Updated Nov. 3 to include OHB Sweden’s role on the satellite.
WASHINGTON — Rocket Lab says it will make a second mid-air recovery attempt of an Electron booster during the launch later this week of a Swedish scientific satellite.
Rocket Lab announced Nov. 1 plans for its next Electron launch, a mission it calls “Catch Me If You Can.” The launch is scheduled for Nov. 4 at 1:15 p.m. Eastern from the company’s Launch Complex 1 in New Zealand.
The launch will be the second attempt to recover the Electron’s first stage, descending under a parachute, using a helicopter. In the first attempt May 2, a hook hanging from the helicopter grabbed the parachute, but the pilot released it moments later after noticing what the company called “different load characteristics than what we’ve experienced in testing.” The stage instead splashed down and was recovered by a boat.
“Our first helicopter catch only a few months ago proved we can do what we set out to do with Electron, and we’re eager to get the helicopter back out there and advance our rocket reusability even further by bringing back a dry stage for the first time,” Peter Beck, chief executive of Rocket Lab, said in a statement about the upcoming launch.
Beck said in the months after the launch that the company had been doing additional training on the helicopter recovery itself, rather than changes to the rocket and its recovery systems. “We haven’t made any changes to the vehicle or any of the recovery systems,” he said in an interview in late June. “It’s purely down to getting the technique right and just all the mission operations that go into that.”
He had hinted for months that another recovery attempt would take place in the near future, including at the company’s Sept. 21 investor day event, when he said the next recovery attempt was “coming up soon.” The Nov. 1 announcement was the first notice of this launch, including both the payload and the recovery plans.
Mid-air recovery is a key part of Rocket Lab’s plans to be able to reuse boosters after the company concluded a propulsive landing, like SpaceX’s Falcon 9, was not feasible for a small rocket. Catching the booster before splashdown avoids issues with salt water intrusion.

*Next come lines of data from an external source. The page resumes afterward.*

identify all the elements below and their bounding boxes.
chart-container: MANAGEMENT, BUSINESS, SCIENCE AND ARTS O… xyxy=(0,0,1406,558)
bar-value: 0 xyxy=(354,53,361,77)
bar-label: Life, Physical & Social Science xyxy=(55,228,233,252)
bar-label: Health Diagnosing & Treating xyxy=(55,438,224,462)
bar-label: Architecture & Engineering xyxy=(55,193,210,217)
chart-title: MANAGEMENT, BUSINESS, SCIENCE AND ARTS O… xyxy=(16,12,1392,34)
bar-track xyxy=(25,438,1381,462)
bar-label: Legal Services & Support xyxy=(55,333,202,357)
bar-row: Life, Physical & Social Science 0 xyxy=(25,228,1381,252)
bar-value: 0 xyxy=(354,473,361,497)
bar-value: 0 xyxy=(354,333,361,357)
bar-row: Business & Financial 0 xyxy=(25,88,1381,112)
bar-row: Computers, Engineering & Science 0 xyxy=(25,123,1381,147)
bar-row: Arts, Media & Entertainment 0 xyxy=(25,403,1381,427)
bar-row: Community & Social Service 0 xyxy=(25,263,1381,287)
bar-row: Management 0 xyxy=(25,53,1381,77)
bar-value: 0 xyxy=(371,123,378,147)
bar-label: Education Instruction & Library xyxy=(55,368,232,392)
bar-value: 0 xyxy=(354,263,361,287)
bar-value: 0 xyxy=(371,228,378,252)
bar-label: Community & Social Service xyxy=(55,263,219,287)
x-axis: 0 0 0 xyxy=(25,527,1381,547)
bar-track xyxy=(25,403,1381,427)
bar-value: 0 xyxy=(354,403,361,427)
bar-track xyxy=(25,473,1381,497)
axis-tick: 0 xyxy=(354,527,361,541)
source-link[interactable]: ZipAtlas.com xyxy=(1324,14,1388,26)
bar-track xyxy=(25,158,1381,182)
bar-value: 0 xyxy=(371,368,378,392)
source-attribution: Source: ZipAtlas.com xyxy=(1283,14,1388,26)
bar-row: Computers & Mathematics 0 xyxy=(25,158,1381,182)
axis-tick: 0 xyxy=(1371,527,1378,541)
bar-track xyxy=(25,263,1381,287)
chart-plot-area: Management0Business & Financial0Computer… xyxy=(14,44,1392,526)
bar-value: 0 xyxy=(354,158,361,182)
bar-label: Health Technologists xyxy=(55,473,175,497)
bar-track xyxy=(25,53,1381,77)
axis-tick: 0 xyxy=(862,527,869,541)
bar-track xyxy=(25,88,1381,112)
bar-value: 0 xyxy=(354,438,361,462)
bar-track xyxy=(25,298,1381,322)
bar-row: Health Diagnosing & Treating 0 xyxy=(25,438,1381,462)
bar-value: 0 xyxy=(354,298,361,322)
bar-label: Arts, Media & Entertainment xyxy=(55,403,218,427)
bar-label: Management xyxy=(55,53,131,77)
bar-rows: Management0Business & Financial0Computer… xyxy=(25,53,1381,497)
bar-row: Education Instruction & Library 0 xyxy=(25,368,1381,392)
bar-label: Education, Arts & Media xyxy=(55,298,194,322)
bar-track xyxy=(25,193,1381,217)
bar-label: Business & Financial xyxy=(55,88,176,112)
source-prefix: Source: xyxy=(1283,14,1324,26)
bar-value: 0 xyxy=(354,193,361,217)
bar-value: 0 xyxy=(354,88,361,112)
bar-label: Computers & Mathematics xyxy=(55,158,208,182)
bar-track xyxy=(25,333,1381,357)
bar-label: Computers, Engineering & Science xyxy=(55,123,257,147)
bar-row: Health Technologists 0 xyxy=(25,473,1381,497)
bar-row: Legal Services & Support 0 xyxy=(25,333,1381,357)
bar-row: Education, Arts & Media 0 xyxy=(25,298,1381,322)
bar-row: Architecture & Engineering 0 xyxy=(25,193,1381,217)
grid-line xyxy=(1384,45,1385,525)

Beck said at the investor day presentation that the work attempting to recover Electron is helping the company as it develops Neutron, its medium-class reusable launcher that will perform propulsive landings. “There is no way we could have taken on the Neutron project with as much speed and confidence as we are without doing this,” he said, referring to Electron recovery. “We learned so much on reentering Electrons and going through the process of reusability that, if we had just gone straight to Neutron as a reusable vehicle without learning all of those super tough lessons, it would’ve been ugly.”
The upcoming launch will carry a single satellite, called MATS, or Mesospheric Airglow/Aerosol Tomography and Spectroscopy. The satellite, funded by the Swedish National Space Agency and built by OHB Sweden with some components provided by AAC Clyde Space, will study waves in the upper atmosphere and how they affect weather and climate.
MATS was originally scheduled to fly as a rideshare on a Soyuz rocket but the Swedish government canceled those plans in response to Russia’s invasion of Ukraine. The spacecraft, weighing about 50 kilograms, will go into a dawn-dusk sun-synchronous orbit at an altitude of 585 kilometers.